Ce plan de 38 pages envisage de placer la bande de Gaza sous administration américaine pendant une décennie, la transformant en un hub touristique et technologique, suscitant une vague d’indignation internationale. Alors que les tensions persistent, ce projet soulève des questions éthiques et géopolitiques majeures.
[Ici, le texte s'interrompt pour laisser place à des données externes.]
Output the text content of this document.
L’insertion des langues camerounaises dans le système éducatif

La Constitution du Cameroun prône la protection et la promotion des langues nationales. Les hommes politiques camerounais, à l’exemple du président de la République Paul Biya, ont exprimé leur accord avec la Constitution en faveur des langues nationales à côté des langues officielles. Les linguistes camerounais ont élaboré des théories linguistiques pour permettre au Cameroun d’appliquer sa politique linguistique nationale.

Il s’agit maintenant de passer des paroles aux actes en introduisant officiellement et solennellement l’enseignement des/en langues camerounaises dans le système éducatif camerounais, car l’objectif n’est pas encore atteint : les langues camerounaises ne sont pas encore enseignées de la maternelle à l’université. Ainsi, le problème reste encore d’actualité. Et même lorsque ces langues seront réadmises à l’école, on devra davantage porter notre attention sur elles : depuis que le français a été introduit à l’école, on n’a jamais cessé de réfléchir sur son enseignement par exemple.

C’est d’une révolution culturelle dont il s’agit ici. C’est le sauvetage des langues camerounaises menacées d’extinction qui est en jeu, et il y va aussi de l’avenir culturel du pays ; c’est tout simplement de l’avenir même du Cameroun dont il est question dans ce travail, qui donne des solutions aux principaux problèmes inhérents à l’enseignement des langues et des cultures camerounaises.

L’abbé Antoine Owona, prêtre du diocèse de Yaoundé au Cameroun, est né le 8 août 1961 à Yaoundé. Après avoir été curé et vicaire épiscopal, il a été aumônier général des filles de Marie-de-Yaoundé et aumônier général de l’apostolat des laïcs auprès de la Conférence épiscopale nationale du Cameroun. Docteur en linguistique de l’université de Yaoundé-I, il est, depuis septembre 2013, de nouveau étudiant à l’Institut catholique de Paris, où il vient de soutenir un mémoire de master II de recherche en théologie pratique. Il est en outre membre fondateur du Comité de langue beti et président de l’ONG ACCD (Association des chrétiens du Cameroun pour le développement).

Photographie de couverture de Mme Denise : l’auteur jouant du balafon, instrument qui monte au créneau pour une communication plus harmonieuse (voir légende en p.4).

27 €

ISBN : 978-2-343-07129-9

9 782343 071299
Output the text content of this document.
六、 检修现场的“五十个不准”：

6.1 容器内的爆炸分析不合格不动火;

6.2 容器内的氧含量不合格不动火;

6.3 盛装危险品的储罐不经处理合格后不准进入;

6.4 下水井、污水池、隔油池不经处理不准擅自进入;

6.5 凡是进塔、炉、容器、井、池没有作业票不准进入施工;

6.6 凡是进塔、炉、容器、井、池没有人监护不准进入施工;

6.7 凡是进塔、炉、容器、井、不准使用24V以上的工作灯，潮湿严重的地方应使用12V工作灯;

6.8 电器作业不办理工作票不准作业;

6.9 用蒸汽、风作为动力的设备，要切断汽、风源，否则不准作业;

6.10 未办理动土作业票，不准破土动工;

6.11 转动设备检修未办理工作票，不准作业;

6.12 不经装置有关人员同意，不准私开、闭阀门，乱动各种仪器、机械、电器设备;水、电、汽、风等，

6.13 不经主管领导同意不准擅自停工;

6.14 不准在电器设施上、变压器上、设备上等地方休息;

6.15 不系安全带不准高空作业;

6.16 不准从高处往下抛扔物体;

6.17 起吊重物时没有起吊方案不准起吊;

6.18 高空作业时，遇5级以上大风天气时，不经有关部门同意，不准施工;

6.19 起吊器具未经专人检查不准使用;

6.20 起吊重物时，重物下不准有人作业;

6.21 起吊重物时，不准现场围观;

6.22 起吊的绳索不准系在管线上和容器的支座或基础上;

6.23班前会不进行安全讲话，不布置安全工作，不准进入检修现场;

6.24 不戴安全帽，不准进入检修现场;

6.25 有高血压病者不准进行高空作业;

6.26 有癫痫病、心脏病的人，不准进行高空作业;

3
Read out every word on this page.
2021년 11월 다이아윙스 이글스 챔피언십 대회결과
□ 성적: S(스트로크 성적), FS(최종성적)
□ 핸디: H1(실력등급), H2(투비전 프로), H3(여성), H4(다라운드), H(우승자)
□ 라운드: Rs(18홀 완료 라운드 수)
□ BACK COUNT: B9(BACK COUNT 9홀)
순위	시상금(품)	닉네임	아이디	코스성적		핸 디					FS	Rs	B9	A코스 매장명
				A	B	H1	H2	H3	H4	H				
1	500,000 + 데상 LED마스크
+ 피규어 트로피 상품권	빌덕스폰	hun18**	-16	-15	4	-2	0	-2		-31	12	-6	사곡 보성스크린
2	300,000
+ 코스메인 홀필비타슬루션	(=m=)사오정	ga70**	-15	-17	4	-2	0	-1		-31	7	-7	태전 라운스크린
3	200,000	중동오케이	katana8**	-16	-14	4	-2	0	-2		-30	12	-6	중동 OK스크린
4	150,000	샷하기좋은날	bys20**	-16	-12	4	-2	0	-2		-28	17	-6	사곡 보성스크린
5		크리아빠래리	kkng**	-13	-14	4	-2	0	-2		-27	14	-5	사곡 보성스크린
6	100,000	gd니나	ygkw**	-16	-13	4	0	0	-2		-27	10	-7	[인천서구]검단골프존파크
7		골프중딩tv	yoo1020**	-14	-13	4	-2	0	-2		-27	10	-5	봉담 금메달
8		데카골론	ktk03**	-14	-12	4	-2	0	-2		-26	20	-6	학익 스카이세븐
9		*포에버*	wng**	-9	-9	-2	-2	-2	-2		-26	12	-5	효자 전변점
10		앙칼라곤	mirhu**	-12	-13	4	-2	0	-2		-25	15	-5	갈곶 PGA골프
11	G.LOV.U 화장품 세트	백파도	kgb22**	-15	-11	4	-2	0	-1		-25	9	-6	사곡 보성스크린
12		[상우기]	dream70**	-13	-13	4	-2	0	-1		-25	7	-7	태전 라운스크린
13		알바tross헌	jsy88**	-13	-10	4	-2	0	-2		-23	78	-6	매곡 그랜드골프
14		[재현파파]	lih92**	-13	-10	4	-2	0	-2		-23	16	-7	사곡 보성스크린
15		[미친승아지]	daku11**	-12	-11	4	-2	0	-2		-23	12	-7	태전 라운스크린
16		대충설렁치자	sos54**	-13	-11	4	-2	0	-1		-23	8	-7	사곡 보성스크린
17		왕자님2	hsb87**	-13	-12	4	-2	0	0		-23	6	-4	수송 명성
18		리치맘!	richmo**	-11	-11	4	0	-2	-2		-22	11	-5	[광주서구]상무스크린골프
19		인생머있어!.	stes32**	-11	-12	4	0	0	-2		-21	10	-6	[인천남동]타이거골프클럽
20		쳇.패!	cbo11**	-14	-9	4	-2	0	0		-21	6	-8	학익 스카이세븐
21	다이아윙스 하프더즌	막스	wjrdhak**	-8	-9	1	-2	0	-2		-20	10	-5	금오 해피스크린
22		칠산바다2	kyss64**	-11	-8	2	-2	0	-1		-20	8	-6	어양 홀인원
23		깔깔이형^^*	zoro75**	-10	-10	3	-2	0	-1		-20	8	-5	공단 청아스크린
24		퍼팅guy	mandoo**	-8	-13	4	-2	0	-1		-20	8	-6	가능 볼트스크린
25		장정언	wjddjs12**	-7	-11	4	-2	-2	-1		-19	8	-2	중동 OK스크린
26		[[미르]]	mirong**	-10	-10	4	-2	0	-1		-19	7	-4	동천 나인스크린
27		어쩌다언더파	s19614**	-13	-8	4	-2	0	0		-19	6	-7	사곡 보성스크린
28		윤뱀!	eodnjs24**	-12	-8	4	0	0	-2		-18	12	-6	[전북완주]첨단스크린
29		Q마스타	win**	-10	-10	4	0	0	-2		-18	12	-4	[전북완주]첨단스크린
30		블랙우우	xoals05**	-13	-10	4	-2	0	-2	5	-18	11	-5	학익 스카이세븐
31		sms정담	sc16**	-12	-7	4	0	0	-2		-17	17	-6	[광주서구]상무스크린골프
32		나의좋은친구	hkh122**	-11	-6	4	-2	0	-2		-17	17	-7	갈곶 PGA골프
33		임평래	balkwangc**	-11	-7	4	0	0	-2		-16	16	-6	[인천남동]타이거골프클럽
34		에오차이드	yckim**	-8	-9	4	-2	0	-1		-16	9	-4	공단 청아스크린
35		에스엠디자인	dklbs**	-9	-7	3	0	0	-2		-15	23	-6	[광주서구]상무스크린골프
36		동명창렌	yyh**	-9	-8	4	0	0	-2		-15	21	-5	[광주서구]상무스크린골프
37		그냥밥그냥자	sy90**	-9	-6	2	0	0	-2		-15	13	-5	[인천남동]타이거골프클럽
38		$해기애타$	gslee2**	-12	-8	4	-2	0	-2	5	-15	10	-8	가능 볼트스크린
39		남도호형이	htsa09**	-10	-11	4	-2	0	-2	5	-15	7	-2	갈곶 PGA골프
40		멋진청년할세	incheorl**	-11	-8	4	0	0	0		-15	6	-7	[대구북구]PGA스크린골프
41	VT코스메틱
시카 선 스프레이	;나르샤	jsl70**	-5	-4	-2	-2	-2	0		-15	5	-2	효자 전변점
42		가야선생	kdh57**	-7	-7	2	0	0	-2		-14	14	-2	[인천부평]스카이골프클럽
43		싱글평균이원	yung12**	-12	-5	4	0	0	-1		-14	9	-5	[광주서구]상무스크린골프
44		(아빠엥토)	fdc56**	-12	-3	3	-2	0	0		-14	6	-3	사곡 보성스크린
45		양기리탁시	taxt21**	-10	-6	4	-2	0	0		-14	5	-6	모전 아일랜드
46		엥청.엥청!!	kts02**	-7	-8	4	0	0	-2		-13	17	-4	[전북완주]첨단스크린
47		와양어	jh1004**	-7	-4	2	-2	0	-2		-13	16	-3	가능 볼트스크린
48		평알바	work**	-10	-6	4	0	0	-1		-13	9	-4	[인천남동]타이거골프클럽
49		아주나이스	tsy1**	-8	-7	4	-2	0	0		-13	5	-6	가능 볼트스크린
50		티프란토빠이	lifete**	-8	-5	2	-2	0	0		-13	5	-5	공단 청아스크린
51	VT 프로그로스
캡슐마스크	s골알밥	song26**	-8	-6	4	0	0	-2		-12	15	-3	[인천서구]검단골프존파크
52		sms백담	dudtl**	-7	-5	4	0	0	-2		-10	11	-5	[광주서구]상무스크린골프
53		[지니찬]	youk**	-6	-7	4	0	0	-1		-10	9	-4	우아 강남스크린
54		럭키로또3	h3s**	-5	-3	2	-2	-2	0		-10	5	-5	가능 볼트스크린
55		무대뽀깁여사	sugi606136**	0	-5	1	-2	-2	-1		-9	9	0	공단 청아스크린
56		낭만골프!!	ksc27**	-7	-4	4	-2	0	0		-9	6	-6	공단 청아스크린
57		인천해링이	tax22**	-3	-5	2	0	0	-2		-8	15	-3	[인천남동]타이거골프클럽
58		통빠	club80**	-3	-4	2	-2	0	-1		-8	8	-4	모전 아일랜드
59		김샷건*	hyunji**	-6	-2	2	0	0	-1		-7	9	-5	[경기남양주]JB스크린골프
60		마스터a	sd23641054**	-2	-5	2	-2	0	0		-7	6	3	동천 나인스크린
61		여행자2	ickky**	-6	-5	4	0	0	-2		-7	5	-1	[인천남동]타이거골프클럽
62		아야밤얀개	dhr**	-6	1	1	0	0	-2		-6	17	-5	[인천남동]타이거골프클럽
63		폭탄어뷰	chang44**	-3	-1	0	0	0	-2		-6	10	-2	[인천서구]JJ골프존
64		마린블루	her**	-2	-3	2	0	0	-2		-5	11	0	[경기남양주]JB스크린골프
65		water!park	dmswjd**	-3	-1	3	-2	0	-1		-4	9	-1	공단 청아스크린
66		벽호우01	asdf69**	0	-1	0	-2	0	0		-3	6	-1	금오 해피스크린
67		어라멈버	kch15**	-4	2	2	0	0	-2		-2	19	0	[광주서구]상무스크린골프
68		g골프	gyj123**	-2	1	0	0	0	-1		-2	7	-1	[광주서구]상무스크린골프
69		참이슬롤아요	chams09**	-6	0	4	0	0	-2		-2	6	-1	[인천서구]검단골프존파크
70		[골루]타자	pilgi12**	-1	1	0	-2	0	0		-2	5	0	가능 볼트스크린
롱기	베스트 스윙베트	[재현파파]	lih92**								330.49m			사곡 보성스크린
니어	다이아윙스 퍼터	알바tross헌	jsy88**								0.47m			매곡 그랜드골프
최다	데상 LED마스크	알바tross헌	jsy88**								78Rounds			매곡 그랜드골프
Intitulé Gaza Reconstitution, « Economic Acceleration and Transformation Trust (GREAT Trust) », le plan propose un déplacement « volontaire » des résidents vers d’autres pays ou vers des zones sécurisées à l’intérieur du territoire ravagé par près de deux ans de conflit, le temps de sa reconstruction. En échange, les partants recevraient 5 000 dollars en espèces, quatre ans de loyer et un an de nourriture, tandis que les propriétaires terriens obtiendraient des « jetons numériques » échangeables contre des appartements dans six à huit futures « villes intelligentes » alimentées par l’intelligence artificielle. Des investissements publics et privés financeraient des usines de voitures électriques, des centres de données et des hôtels, promettant une métamorphose radicale.
Ce projet, élaboré en partie par des membres de la Fondation humanitaire de Gaza (GHF), une entité privée soutenue par l’entité israélienne et les États-Unis critiquée pour des incidents mortels lors de distributions d’aide, s’inscrit dans la continuité des déclarations de Donald Trump. En février, le président avait évoqué une prise de contrôle de Gaza pour en faire la « Riviera du Moyen-Orient », vidée de ses habitants et relocalisés potentiellement en Égypte ou en Jordanie. Cependant, cette vision, a été unanimement rejetée par les pays arabes et la plupart des nations occidentales. L’ONU a d’ores et déjà averti que de telles mesures pourraient constituer un « nettoyage ethnique », une accusation qui pèse lourdement sur les intentions américaines.
Ce projet, loin de calmer les eaux, risque d’exacerber les divisions régionales, alors que la GHF fait face à des accusations croissantes, notamment après la condamnation par l’ONU, le 28 août, des « disparitions forcées » dans ses sites. À l’heure où Gaza ploie sous les cicatrices de la guerre, ce plan américain trace une ligne rouge que le monde observe avec appréhension.